13. The composition as claimed in claim 1, wherein the average molecular weight of the polyethylene glycol (PEG) is in the range of 300-600.

14. The composition as claimed in claim 1, wherein K-value of the polyvinylpyrrolidone is in the range of 10-20.

15. The lyophilized pharmaceutical composition for injection as claimed in claim 1, wherein the taxoid is contained in the range of 0.2-50 weight percent.

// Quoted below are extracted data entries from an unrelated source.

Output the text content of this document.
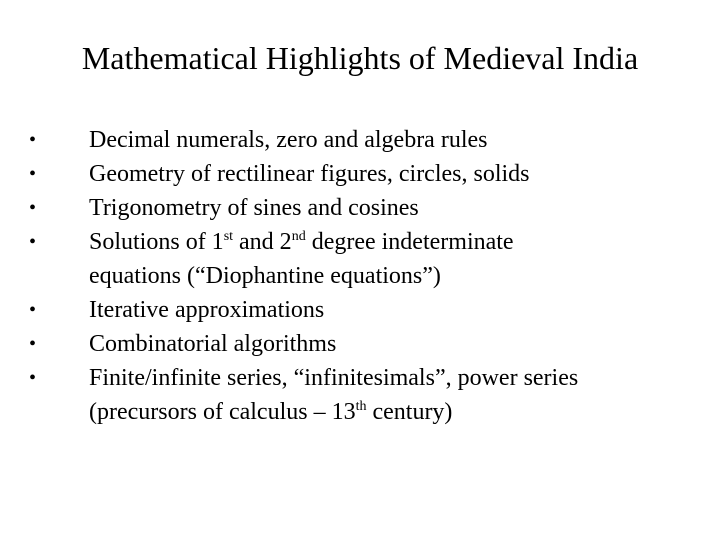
Mathematical Highlights of Medieval India
•	Decimal numerals, zero and algebra rules
•	Geometry of rectilinear figures, circles, solids
•	Trigonometry of sines and cosines
•	Solutions of 1st and 2nd degree indeterminate
equations (“Diophantine equations”)
•	Iterative approximations
•	Combinatorial algorithms
•	Finite/infinite series, “infinitesimals”, power series
(precursors of calculus – 13th century)
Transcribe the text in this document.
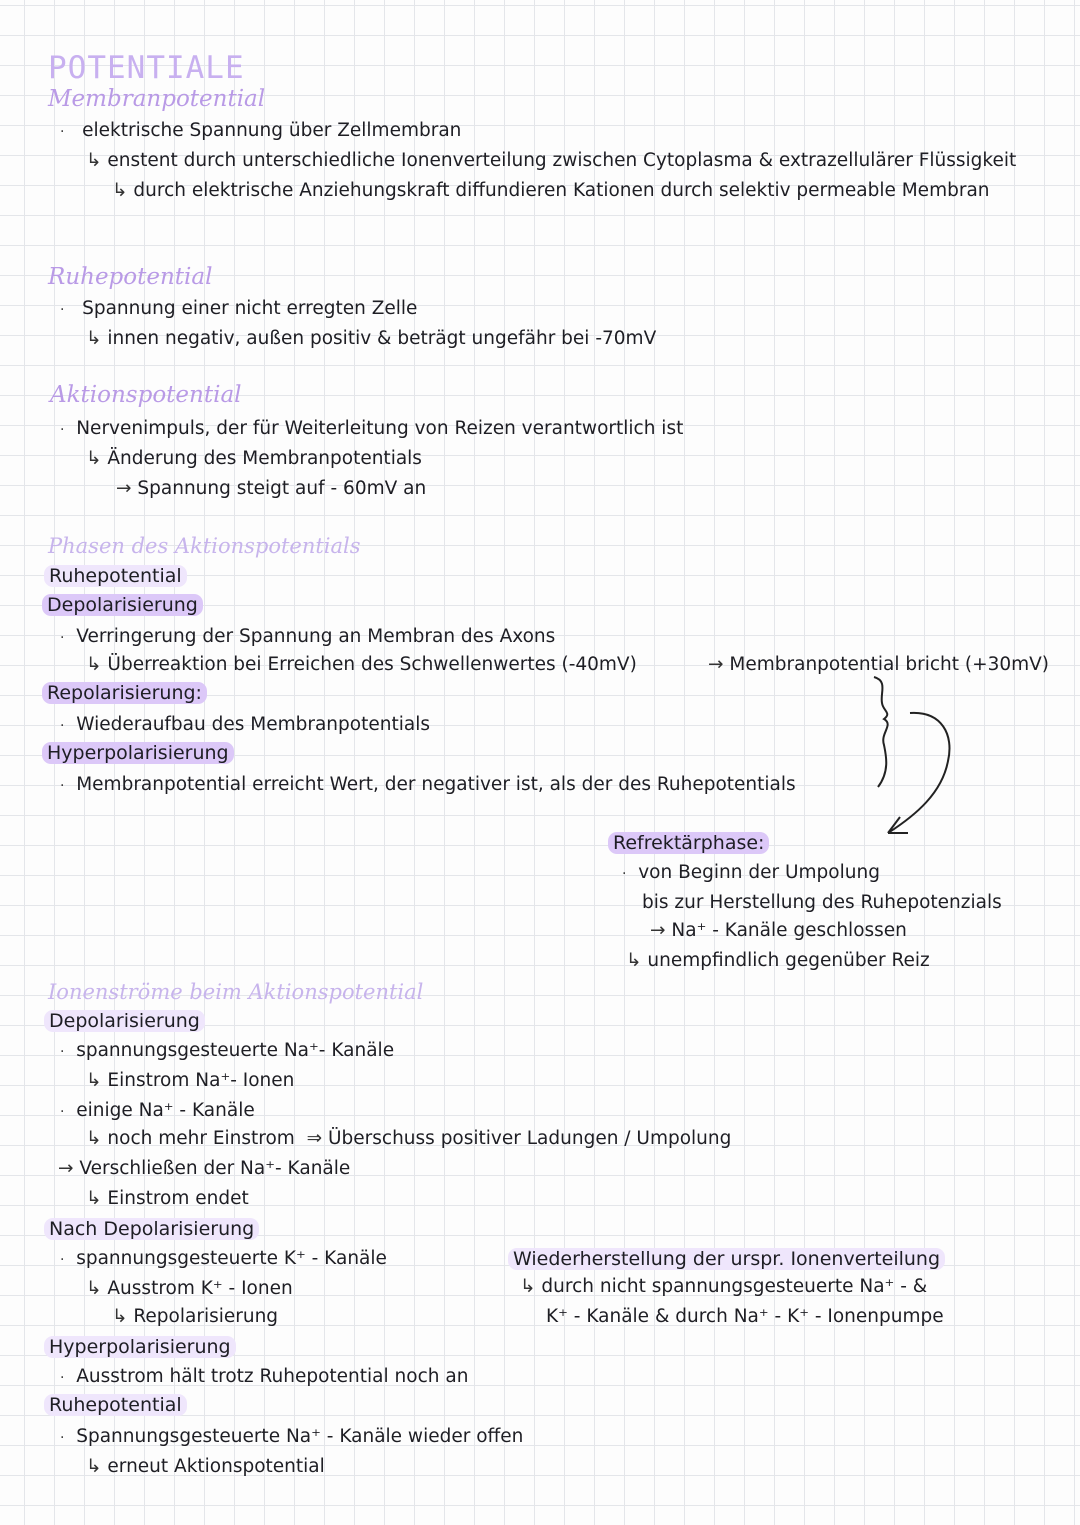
POTENTIALE
Membranpotential
· elektrische Spannung über Zellmembran
↳ enstent durch unterschiedliche Ionenverteilung zwischen Cytoplasma & extrazellulärer Flüssigkeit
↳ durch elektrische Anziehungskraft diffundieren Kationen durch selektiv permeable Membran
Ruhepotential
· Spannung einer nicht erregten Zelle
↳ innen negativ, außen positiv & beträgt ungefähr bei -70mV
Aktionspotential
· Nervenimpuls, der für Weiterleitung von Reizen verantwortlich ist
↳ Änderung des Membranpotentials
→ Spannung steigt auf - 60mV an
Phasen des Aktionspotentials
Ruhepotential
Depolarisierung
· Verringerung der Spannung an Membran des Axons
↳ Überreaktion bei Erreichen des Schwellenwertes (-40mV)	→ Membranpotential bricht (+30mV)
Repolarisierung:
· Wiederaufbau des Membranpotentials
Hyperpolarisierung
· Membranpotential erreicht Wert, der negativer ist, als der des Ruhepotentials
Refrektärphase:
· von Beginn der Umpolung
bis zur Herstellung des Ruhepotenzials
→ Na⁺ - Kanäle geschlossen
↳ unempfindlich gegenüber Reiz
Ionenströme beim Aktionspotential
Depolarisierung
· spannungsgesteuerte Na⁺- Kanäle
↳ Einstrom Na⁺- Ionen
· einige Na⁺ - Kanäle
↳ noch mehr Einstrom  ⇒ Überschuss positiver Ladungen / Umpolung
→ Verschließen der Na⁺- Kanäle
↳ Einstrom endet
Nach Depolarisierung
· spannungsgesteuerte K⁺ - Kanäle
↳ Ausstrom K⁺ - Ionen
↳ Repolarisierung
Wiederherstellung der urspr. Ionenverteilung
↳ durch nicht spannungsgesteuerte Na⁺ - &
K⁺ - Kanäle & durch Na⁺ - K⁺ - Ionenpumpe
Hyperpolarisierung
· Ausstrom hält trotz Ruhepotential noch an
Ruhepotential
· Spannungsgesteuerte Na⁺ - Kanäle wieder offen
↳ erneut Aktionspotential
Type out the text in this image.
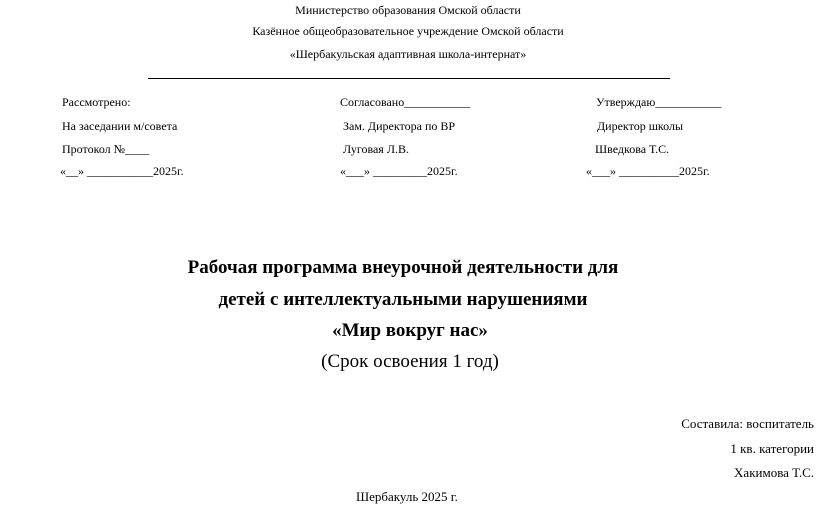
Министерство образования Омской области
Казённое общеобразовательное учреждение Омской области
«Шербакульская адаптивная школа-интернат»
Рассмотрено:
На заседании м/совета
Протокол №____
«__» ___________2025г.
Согласовано___________
Зам. Директора по ВР
Луговая Л.В.
«___» _________2025г.
Утверждаю___________
Директор школы
Шведкова Т.С.
«___» __________2025г.
Рабочая программа внеурочной деятельности для
детей с интеллектуальными нарушениями
«Мир вокруг нас»
(Срок освоения 1 год)
Составила: воспитатель
1 кв. категории
Хакимова Т.С.
Шербакуль 2025 г.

16. A method of preparing a lyophilized pharmaceutical composition containing a taxoid, which comprises:

1) dissolving a water-insoluble taxoid, cyclodextrin, and at least one hydrophilic polymer selected from the group consisting of hydroxypropylmethyl cellulose (HPMC), polyethylene glycol (PEG) or polyvinylpyrrolidone (PVP) in distilled water;

2) lyophilizing the mixture obtained in the step 1).

17. A method of preparing a pharmaceutical liquid composition for injection containing a taxoid, comprising:

1) dissolving a water-insoluble taxoid, cyclodextrin, and at least one hydrophilic polymer selected from the group consisting of hydroxypropylmethyl cellulose (HPMC), polyethylene glycol (PEG) or polyvinylpyrrolidone (PVP) in distilled water;

2) lyophilizing the mixture obtained in step 1); and

3) diluting the lyophilized composition obtained in step 2) in distilled water, dextrose solution or a saline solution.